Meski demikian, dia tidak menyesalkan penahanan terhadap Ketua Komisi XI DPR RI itu. Tetapi justru yang disesalkannya, karena KPK lebih memilih dan mengadopsi laporan FBI. Hal ini dapat mengganggu proses hukum yang ada di Indonesia. 

“Terserah KPK mau tahan Emir. Tetapi jangan sampai kesan KPK didikte pihak asing. Kami hanya menyesalkan hasil penyelidikan negara lain itu, langsung diadopsi KPK. Sebab, dalam proses hukum di Indonesia, KPK kesulitan dalam menemukan barang bukti,” ujar mantan Ketua Komisi III DPR ini. 

Menurut dia, tidak mungkin KPK menangani kasus itu cepat, kalau tingkat kesulitannya tinggi, seperti kasus Emir Moeis ini. “Kasus suap ini, masa dalam waktu setahun lebih jaraknya baru ditahan. Apalagi Emir ini baru diperiksa sekali, walaupun sudah ditetapkan sebagai tersangka tahun lalu,” jelas Trimedya. 
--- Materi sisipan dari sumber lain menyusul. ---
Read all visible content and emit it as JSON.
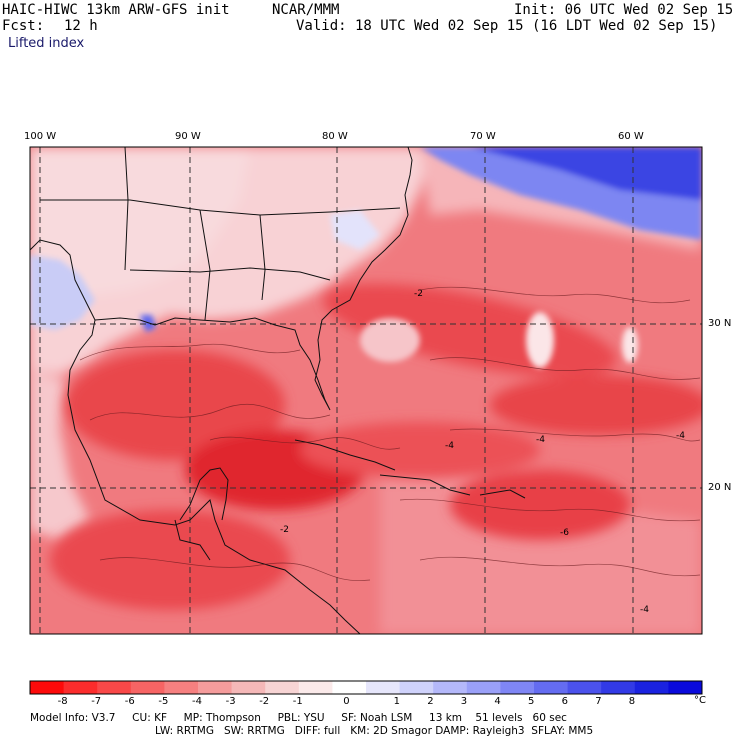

Namun, penahanannya itu tidak merugikan partai.”Bagi PDIP penahnanan  Emir Moes ini tidak mengganggu. Bu Megawati selalu mengingatkan kepada kami, pilihan politik selalu punya risiko. Kami memang harus siap, meski saya percaya KPK bukan lembaga yang bisa didikte,” tegasnya. 

Kaget 

Sementara itu, Ketua Fraksi PDIP DPR, Puan Maharani berharap KPK dalam menangani kasus dugaan korupsi Emir Moeis itu, tidak diintervensi pihak mana pun. “Kami semua kaget Emir Moeis ditahan. Tetapi kami harap tidak ada intervensi dari pihak mana pun terkait penanganan serta penahanan Emir Moeis dalam kasus  ini,” jelas dia. 
 
Meski demikian, ungkap Puan, partainya tetap mendukung upaya KPK mengungkap tuntas kasus korupsi dugaan suap Pembangkit Listrik Tenaga Uap (PLTU) Tarahan, Lampung tersebut. “Kami mendukung KPK, asalkan tidak diintervensi oleh kepentingan politik ataupun dijadikan alat politik,” ujarnya. 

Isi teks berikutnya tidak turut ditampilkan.